Publicado em 14 de setembro de 2025 às 16:00

4 min de leitura

João Lucas da Silva é doutorando em Ciências Biológicas na Universidade Federal do Pampa. O texto a seguir foi publicado originalmente na Revista Questão de Ciência.

Num ato insano, abri o X, antigo Twitter. Ou terá sido o Instagram? Já não lembro. O fato é que me deparei com um post que capturou a minha atenção: havia uma coletiva de imprensa da Nasa agendada para quarta-feira, 10 de setembro. Fiquei empolgado. Segundo o que pude apurar rapidamente nas redes, a coletiva traria novas informações sobre Marte. Melhor ainda, sobre a melhor bioassinatura, um indício da presença de vida, no passado distante do planeta vermelho. Me soou familiar, mas dei uma chance. Poderia ser algo novo. Spoiler: não era.

A coletiva de imprensa era sobre uma amostra que já havíamos discutido aqui na RQC. Naquela oportunidade, há mais de um ano, o que se sabia era o seguinte: em 25 de julho, a Nasa anunciara que o rover Perseverance havia encontrado em Marte uma rocha potencialmente importante para a busca de vida passada no planeta. A descoberta é empolgante, mas os cientistas ressaltam que ainda não há prova definitiva de atividade biológica. A rocha, apelidada de “Cheyava Falls”, é provavelmente um lamito, um tipo de rocha sedimentar formado por silte e argila. Instrumentos a bordo do robô detectaram moléculas orgânicas na amostra. É importante lembrar que esse tipo de molécula também pode se formar sem qualquer participação de organismos vivos.

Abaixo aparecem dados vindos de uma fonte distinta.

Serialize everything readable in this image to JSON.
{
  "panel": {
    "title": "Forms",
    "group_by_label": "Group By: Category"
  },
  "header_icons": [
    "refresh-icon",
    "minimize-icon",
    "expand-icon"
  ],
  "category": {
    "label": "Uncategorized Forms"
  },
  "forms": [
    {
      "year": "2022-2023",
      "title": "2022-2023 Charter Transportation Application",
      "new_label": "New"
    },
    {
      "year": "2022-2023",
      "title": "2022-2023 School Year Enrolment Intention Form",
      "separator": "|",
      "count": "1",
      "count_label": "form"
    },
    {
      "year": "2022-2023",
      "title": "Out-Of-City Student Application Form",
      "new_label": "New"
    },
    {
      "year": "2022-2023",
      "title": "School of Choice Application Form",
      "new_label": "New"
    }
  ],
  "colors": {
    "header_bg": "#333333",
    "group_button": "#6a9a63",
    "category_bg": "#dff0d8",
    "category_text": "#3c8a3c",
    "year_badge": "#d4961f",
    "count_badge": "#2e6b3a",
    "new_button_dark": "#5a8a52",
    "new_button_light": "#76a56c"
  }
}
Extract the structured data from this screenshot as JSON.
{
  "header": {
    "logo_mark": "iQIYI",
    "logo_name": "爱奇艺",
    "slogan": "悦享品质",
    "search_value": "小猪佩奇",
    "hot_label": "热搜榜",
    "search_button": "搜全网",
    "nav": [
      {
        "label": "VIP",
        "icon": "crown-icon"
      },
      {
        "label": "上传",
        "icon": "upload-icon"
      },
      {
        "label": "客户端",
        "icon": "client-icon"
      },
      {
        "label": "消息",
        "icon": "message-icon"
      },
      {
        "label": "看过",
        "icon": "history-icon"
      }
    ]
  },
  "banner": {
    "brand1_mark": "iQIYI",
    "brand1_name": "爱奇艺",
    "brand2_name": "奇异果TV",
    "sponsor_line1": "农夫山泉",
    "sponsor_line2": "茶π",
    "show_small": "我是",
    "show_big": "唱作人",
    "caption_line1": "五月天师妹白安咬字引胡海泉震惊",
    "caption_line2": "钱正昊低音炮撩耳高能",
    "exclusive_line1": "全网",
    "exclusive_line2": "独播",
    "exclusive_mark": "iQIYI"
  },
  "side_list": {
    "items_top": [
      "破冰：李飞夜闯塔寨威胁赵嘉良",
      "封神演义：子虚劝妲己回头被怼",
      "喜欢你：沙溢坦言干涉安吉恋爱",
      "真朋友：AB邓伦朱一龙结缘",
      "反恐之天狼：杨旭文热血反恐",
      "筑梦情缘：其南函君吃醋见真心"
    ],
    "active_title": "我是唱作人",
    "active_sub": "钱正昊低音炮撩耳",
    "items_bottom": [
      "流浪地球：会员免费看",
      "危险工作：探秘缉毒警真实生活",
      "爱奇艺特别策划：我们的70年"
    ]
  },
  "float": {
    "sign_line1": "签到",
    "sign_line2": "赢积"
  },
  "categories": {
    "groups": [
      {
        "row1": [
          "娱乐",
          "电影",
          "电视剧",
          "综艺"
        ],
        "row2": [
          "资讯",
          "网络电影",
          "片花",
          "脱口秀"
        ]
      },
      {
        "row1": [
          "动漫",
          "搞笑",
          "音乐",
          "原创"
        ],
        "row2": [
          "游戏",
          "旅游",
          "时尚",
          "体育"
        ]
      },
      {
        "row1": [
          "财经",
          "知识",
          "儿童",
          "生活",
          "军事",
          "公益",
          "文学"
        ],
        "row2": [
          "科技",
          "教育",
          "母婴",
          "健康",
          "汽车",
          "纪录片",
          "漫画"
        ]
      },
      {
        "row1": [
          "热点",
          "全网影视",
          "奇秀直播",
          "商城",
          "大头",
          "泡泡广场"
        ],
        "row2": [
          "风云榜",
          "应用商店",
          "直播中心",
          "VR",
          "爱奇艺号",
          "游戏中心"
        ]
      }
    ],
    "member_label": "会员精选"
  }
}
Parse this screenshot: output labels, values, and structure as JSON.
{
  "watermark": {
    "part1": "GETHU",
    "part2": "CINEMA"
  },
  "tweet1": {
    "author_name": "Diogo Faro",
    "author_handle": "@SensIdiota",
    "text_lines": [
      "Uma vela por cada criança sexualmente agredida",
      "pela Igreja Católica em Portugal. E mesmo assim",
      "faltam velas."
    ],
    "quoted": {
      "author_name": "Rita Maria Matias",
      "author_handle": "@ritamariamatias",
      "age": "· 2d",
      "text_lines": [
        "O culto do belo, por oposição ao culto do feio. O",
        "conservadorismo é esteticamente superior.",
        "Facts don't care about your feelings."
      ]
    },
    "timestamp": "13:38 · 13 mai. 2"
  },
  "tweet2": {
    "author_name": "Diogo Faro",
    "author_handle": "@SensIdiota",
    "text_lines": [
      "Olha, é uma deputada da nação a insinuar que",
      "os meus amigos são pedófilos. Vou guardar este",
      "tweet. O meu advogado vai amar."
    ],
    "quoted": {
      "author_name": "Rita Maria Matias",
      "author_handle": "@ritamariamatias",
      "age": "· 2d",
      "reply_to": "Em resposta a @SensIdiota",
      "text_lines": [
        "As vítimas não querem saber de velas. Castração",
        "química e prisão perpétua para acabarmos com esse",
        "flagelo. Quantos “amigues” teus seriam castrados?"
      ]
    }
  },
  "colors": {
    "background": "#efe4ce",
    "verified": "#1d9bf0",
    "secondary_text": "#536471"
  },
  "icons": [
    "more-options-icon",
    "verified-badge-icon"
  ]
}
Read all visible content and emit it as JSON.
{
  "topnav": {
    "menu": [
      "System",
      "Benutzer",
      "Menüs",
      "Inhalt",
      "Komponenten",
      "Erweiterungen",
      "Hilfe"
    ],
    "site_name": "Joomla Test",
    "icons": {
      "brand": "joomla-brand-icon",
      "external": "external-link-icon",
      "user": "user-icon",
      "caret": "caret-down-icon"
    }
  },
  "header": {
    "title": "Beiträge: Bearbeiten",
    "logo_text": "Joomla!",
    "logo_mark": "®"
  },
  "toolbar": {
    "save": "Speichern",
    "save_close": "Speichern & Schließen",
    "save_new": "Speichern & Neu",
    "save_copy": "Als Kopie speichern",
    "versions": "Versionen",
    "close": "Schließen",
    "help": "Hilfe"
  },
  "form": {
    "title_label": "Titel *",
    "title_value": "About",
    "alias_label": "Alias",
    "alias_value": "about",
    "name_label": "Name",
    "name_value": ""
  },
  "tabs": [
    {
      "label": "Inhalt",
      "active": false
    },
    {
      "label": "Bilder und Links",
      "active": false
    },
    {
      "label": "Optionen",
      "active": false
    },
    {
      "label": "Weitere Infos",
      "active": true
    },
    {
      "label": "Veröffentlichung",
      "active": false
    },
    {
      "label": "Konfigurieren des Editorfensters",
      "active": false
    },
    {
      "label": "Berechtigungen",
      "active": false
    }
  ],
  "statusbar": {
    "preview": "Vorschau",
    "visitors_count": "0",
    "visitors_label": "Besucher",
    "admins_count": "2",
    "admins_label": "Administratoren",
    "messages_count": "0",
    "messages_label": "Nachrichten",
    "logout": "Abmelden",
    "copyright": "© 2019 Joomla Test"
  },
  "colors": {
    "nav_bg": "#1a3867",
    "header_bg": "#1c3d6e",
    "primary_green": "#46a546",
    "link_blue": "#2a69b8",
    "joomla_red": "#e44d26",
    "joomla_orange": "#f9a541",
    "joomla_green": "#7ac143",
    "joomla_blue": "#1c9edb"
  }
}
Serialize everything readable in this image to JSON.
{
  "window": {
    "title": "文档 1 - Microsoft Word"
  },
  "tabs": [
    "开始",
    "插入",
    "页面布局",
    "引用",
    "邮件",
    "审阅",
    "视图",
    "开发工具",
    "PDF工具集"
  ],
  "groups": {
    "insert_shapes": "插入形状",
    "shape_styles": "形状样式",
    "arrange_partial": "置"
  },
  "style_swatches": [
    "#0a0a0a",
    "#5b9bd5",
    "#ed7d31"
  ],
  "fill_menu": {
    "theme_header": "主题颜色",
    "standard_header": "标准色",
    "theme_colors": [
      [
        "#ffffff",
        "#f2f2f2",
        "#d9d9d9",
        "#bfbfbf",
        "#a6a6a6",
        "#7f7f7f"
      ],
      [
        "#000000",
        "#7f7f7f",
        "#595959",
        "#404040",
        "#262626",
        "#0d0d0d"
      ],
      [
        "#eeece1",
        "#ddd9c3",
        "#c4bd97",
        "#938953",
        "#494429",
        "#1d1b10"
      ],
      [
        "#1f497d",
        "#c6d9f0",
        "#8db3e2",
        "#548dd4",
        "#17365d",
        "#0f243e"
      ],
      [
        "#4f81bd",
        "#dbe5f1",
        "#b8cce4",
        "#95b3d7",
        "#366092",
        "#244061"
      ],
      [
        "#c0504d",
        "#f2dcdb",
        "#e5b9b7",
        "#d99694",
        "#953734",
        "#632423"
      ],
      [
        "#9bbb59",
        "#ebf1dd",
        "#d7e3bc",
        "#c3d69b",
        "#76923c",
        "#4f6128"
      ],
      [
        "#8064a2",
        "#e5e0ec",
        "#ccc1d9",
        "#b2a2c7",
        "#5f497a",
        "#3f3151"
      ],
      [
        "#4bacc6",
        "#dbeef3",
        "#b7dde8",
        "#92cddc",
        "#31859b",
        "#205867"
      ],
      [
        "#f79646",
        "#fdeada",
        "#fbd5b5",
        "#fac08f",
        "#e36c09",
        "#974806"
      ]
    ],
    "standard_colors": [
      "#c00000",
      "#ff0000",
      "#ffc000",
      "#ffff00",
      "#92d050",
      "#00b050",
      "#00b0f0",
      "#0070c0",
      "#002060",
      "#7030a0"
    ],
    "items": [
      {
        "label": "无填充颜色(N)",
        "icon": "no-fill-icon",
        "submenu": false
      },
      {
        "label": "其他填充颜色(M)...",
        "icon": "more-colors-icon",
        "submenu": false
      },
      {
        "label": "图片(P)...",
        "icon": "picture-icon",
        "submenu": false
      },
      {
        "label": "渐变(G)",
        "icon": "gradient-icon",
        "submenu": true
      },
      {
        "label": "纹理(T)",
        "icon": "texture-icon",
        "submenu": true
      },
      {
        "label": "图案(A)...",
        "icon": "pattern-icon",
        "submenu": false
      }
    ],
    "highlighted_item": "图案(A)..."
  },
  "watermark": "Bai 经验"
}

Outro aspecto intrigante são as “veias” de sulfato de cálcio presentes na rocha. Elas costumam se formar quando água atravessa fraturas e deixa minerais precipitados, o que sugere que houve água circulando por ali, o que em si não é uma novidade, pois o lugar onde pousou o rover foi escolhido a dedo. No entanto, a presença de olivina, um mineral de origem ígnea, indica que essa água estava em temperaturas mais altas, talvez pouco favoráveis para a vida.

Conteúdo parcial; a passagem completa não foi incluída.